How to create a list of checkbox and retrieve selected checkbox value in javascript
+1
A:
To create an element in DOM, use document.createElement
. To retrieve selected checkbox value, use element.checked
and/or element.value
. To learn more about HTML DOM, start here.
You may want to consider using jQuery to ease all the DOM manipulation and traversing work.
BalusC
2010-04-27 12:24:46
+3
A:
Presuming a structure like:
<form name="test">
<input type="checkbox" name="colors" value="red'/>
<input type="checkbox" name="colors" value="orange'/>
<input type="checkbox" name="colors" value="yellow'/>
<input type="checkbox" name="colors" value="blue'/>
</form>
Then use something like this to retrieve the value:
var values = [];
var cbs = document.forms['test'].elements['colors'];
for(var i=0,cbLen=cbs.length;i<cbLen;i++){
if(cbs[i].checked){
values.push(cbs[i].value);
}
}
alert('You selected: ' + values.join(', '));
scunliffe
2010-04-27 12:28:10
`id` is preferred to `name` for identifying forms.
David Dorward
2010-04-27 12:31:40
@David (preferring id over name) is this just for simplicity? using the name attribute is fine, as is accessing by index if you know the position. If however I was to use the document.getElementById(id) function then I would surely use an id.
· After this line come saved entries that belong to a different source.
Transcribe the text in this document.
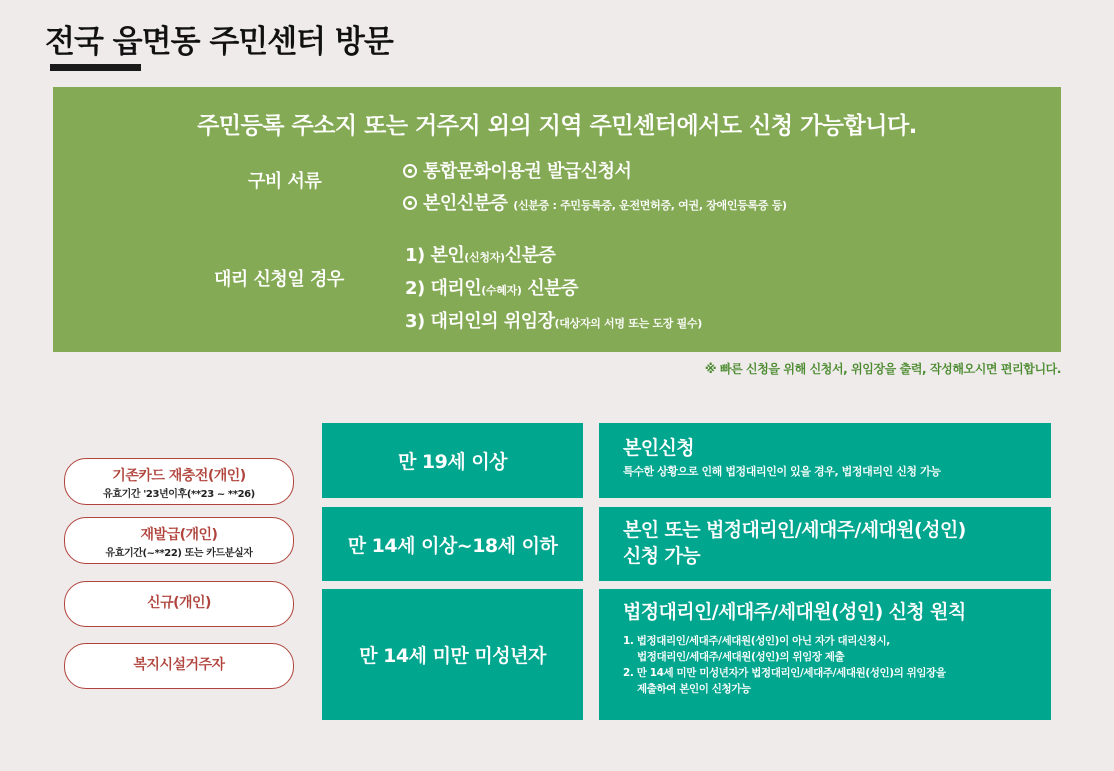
전국 읍면동 주민센터 방문
주민등록 주소지 또는 거주지 외의 지역 주민센터에서도 신청 가능합니다.
구비 서류	통합문화이용권 발급신청서
본인신분증 (신분증 : 주민등록증, 운전면허증, 여권, 장애인등록증 등)
대리 신청일 경우
1) 본인(신청자)신분증
2) 대리인(수혜자) 신분증
3) 대리인의 위임장(대상자의 서명 또는 도장 필수)
※ 빠른 신청을 위해 신청서, 위임장을 출력, 작성해오시면 편리합니다.
기존카드 재충전(개인)
유효기간 '23년이후(**23 ~ **26)
재발급(개인)
유효기간(~**22) 또는 카드분실자
신규(개인)
복지시설거주자
만 19세 이상
만 14세 이상~18세 이하
만 14세 미만 미성년자
본인신청
특수한 상황으로 인해 법정대리인이 있을 경우, 법정대리인 신청 가능
본인 또는 법정대리인/세대주/세대원(성인)
신청 가능
법정대리인/세대주/세대원(성인) 신청 원칙
1. 법정대리인/세대주/세대원(성인)이 아닌 자가 대리신청시,
법정대리인/세대주/세대원(성인)의 위임장 제출
2. 만 14세 미만 미성년자가 법정대리인/세대주/세대원(성인)의 위임장을
제출하여 본인이 신청가능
Hmm, after peeking at the W3C I see that maybe name is on the way out in favor of id in the future. http://www.w3.org/TR/html4/interact/forms.html#adef-name-FORM
scunliffe
2010-04-27 12:33:37
@David : personnaly, I don't always give id's to my forms elements, but always a name.
Clement Herreman
2010-04-27 12:36:27
In the ancient days when Netscape ruled the land, `name` was used all over the place. Then HTML standardized on using `name` for form **controls** and `id` and `class` for scripting. XHTML 1.0 **removed** the name attribute from forms and XHTML 1.1 removed it from anchors (so you example is invalid if it is supposed to be XHTML (I can't speak for the HTML5 draft without checking, but its a draft anyway)).
David Dorward
2010-04-27 12:44:22
Thanks @David - its an interesting question... XHTML did remove it, but as we now know... XHTML is slowly becoming a dead end in favor of HTML5. In HTML5, the name attribute is still there http://dev.w3.org/html5/spec/Overview.html#the-form-element (and currently does not include any deprecation info or warnings against using it). That all said, since the name attribute isn't actually used in the form submission, an id attribute is likely more useful.